Die Fehlfunktion könnte für die Geldinstitute einem Pressebericht zufolge auch finanziell zur Belastung werden. Mehrere Beteiligte von Zahlungsverkehrsdienstleistern, Branchenverbänden und einzelnen Banken erklärten laut "Handelsblatt" (Mittwoch), dass mittlerweile zur Behebung der Panne auch ein Austausch von Karten diskutiert werde. Würden alle rund 30 Millionen fehlerhaften Karten ersetzt, käme auf die deutschen Banken insgesamt vermutlich ein dreistelliger Millionenbetrag zu - möglicherweise mehr als eine Viertelmilliarde Euro.
Mögliche Schadensersatzforderung noch offen
Der Zentrale Kreditausschuss (ZKA) - die Dachorganisation der Branche, der derzeit vom Sparkassenverband gesteuert wird - habe entsprechende Überlegungen nicht dementiert. "Es werden momentan die langfristigen Optionen geprüft", sagte eine Sprecherin dem Blatt. Entscheidungen seien noch nicht gefallen. Grund für die drohenden Millionenlasten seien die weiter ungelösten Probleme bei Kartenzahlungen und -abhebungen im Ausland, sagten mehrere Insider dem Blatt. Es sei bislang offen, ob sich diese ähnlich wie in Deutschland durch eine Umprogrammierung von Geldautomaten lösen lassen.

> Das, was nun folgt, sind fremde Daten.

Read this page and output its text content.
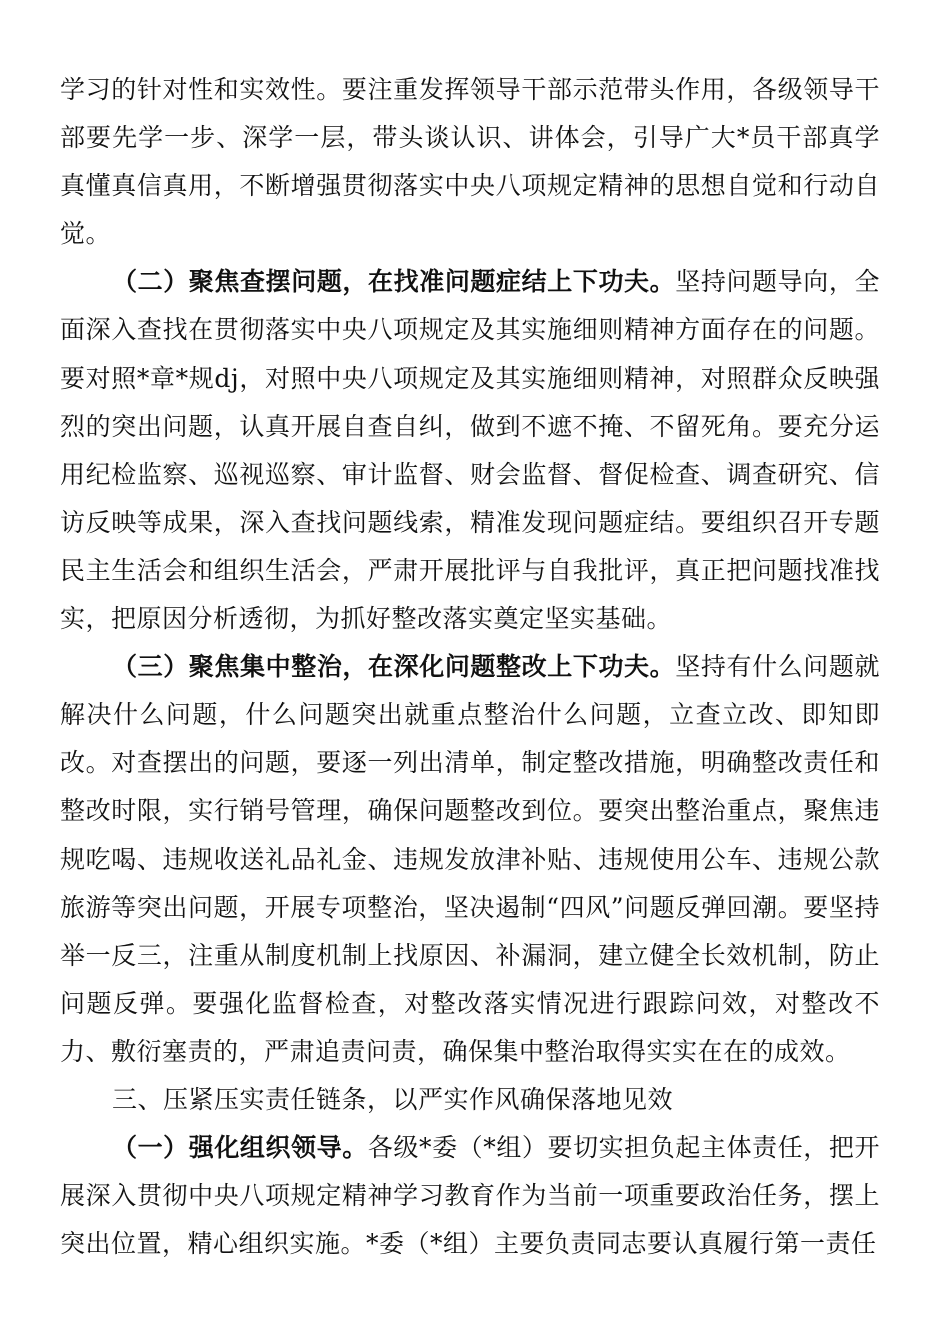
学习的针对性和实效性。要注重发挥领导干部示范带头作用，各级领导干部要先学一步、深学一层，带头谈认识、讲体会，引导广大*员干部真学真懂真信真用，不断增强贯彻落实中央八项规定精神的思想自觉和行动自觉。

（二）聚焦查摆问题，在找准问题症结上下功夫。坚持问题导向，全面深入查找在贯彻落实中央八项规定及其实施细则精神方面存在的问题。要对照*章*规dj，对照中央八项规定及其实施细则精神，对照群众反映强烈的突出问题，认真开展自查自纠，做到不遮不掩、不留死角。要充分运用纪检监察、巡视巡察、审计监督、财会监督、督促检查、调查研究、信访反映等成果，深入查找问题线索，精准发现问题症结。要组织召开专题民主生活会和组织生活会，严肃开展批评与自我批评，真正把问题找准找实，把原因分析透彻，为抓好整改落实奠定坚实基础。

（三）聚焦集中整治，在深化问题整改上下功夫。坚持有什么问题就解决什么问题，什么问题突出就重点整治什么问题，立查立改、即知即改。对查摆出的问题，要逐一列出清单，制定整改措施，明确整改责任和整改时限，实行销号管理，确保问题整改到位。要突出整治重点，聚焦违规吃喝、违规收送礼品礼金、违规发放津补贴、违规使用公车、违规公款旅游等突出问题，开展专项整治，坚决遏制“四风”问题反弹回潮。要坚持举一反三，注重从制度机制上找原因、补漏洞，建立健全长效机制，防止问题反弹。要强化监督检查，对整改落实情况进行跟踪问效，对整改不力、敷衍塞责的，严肃追责问责，确保集中整治取得实实在在的成效。

三、压紧压实责任链条，以严实作风确保落地见效

（一）强化组织领导。各级*委（*组）要切实担负起主体责任，把开展深入贯彻中央八项规定精神学习教育作为当前一项重要政治任务，摆上突出位置，精心组织实施。*委（*组）主要负责同志要认真履行第一责任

Der französische Technologiekonzern Gemalto räumte unterdessen auf Anfrage ein, fehlerhafte Karten ausgeliefert zu haben. "Auch bei unseren Karten ist das Problem aufgetreten", zitierte das Blatt Marketing-Direktor Christoph Siegelin. Wie viele der 30 Millionen fehlerhaften Karten von Gemalto stammen, habe er offen gelassen. Auch zu möglichen Schadenersatzforderungen durch die deutsche Kreditwirtschaft machte er keine Angaben.